What we do know is that this system is robust enough to guide an animal across thousands of kilometres of open ocean to a specific beach it last visited decades ago. For any navigator — mechanical or biological — that is an astonishing performance.
Nesting: What Happens in the Dark
Sea turtle nesting beaches are protected sites, and access is carefully managed at most well-run operations. The disturbance threshold for nesting females is low: bright lights cause them to abort nesting attempts and return to the sea; noise and close human proximity during the early stages of nest site selection causes the same. The guidelines for responsible nest watching are non-negotiable: red-filtered lights only, no flash photography, no blocking the turtle’s path to the sea, strict distance rules until the animal is committed to nesting.
A female that has committed to nesting will remain on the beach for 45 minutes to two hours, during which time she is in a deeply focused state — largely unresponsive to external stimuli. During this window, responsible operators allow observers to watch, and sometimes to see hatchlings, under careful supervision.

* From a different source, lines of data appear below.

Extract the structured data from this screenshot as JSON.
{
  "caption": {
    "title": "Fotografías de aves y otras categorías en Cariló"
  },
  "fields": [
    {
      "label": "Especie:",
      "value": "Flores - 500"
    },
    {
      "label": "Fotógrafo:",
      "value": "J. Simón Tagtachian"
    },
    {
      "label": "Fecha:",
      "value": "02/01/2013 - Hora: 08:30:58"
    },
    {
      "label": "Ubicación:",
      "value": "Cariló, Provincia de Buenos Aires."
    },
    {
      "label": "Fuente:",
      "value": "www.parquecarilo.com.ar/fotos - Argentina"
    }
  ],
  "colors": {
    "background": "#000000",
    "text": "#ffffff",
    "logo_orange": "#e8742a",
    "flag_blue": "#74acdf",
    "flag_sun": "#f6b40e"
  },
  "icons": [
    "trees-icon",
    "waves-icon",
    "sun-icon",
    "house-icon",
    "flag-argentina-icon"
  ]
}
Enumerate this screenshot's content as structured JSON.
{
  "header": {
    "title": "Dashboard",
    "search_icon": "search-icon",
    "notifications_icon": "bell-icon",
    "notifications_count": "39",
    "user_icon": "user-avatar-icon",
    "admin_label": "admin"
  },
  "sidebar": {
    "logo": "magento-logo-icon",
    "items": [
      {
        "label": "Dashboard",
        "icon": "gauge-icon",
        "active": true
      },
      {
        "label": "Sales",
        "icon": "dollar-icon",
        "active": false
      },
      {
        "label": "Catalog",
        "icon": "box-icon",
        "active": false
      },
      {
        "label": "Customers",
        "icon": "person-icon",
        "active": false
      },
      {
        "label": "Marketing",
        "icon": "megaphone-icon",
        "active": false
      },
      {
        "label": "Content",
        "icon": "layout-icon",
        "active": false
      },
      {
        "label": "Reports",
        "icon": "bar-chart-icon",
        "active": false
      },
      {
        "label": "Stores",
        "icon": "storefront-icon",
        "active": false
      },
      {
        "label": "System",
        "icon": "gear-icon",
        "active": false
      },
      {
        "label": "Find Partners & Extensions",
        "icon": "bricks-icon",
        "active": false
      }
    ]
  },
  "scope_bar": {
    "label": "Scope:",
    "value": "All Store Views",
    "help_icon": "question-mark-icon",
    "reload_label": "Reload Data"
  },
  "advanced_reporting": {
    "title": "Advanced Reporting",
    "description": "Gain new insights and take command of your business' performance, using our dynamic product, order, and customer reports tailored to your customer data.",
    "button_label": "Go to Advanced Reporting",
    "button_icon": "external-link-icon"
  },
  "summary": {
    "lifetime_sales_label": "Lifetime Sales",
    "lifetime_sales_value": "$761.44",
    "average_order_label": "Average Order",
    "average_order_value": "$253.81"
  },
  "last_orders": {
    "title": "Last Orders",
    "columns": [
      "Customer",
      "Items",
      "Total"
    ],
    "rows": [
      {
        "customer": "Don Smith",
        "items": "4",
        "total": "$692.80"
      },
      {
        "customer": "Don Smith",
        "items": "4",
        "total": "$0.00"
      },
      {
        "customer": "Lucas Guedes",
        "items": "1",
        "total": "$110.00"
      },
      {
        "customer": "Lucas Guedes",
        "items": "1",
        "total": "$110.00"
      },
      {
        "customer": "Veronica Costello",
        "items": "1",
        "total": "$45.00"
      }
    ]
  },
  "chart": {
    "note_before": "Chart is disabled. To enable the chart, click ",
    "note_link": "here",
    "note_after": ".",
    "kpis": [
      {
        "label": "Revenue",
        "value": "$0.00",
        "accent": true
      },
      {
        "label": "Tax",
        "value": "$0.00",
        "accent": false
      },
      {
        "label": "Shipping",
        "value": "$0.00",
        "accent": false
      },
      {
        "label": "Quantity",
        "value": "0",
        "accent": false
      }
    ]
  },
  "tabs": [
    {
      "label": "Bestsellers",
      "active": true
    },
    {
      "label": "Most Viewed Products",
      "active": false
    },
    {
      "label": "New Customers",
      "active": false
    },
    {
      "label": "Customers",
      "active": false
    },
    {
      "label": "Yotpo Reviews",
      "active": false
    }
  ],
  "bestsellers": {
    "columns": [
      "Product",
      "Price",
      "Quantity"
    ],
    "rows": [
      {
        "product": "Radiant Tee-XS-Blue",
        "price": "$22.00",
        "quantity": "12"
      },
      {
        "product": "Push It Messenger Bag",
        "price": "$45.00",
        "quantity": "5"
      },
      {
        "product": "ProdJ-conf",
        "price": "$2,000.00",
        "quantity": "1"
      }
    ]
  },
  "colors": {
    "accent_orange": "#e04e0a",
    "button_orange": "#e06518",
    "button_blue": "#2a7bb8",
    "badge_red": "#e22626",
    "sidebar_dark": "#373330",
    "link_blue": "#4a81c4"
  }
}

What you see, if you’re lucky: the female using her rear flippers to excavate a narrow nest chamber with remarkable precision, depositing 80 to 150 ping-pong-ball-sized eggs, covering the chamber, and disguising the site with sweeping flipper movements before returning to the sea. She will not see these eggs again.
What you see at a hatch: dozens of tiny turtles emerging from the sand at night, following the natural light gradient toward the sea with absolute instinctive commitment. They are not slow. They run.
The Numbers and What They Mean
Loggerhead turtles take approximately 30 years to reach sexual maturity. Green turtles may take 25 to 50 years. This means that a turtle killed today as a juvenile represents not just the loss of that individual but the loss of decades of future reproductive potential.
It also means that conservation work done in the 1980s and 1990s — the exclusion of turtle excluder devices from trawl nets, the protection of nesting beaches, the banning of tortoiseshell trade under CITES — is only now beginning to show results in adult population numbers. Recovery is slow precisely because the animals are slow. You are managing across timescales that exceed human attention spans, and that requires institutional commitment that politics often struggles to sustain.
The threats are well-documented: bycatch in commercial fisheries, entanglement in ghost gear (lost or abandoned fishing nets), plastic ingestion (particularly for leatherbacks, which mistake plastic bags for jellyfish), coastal development on nesting beaches, light pollution disorienting hatchlings and deterring nesting females, and climate change, which affects both beach temperatures (which determine hatchling sex ratios) and sea level.
None of these problems is insoluble. Some of them are being actively solved. But they require the sustained attention of people who value what they’re looking at.
Where to See Turtles in Australia
The Great Barrier Reef and Coral Sea support large populations of green and hawksbill turtles, and encounters are common on most reef dives. Raine Island, on the northern Great Barrier Reef, hosts the world’s largest green turtle nesting aggregation.
Mon Repos Conservation Park near Bundaberg is the premier loggerhead nesting site in the South Pacific; the visitor centre runs carefully managed nesting and hatching tours between November and March.
Ningaloo Reef in Western Australia has resident green turtle populations and regular hawksbill sightings. Lady Elliot Island at the GBR’s southern tip is a consistent and reliable location for turtle encounters on every dive.
Spend time with them. Know their names — all seven of them. They have been here long enough to deserve the attention.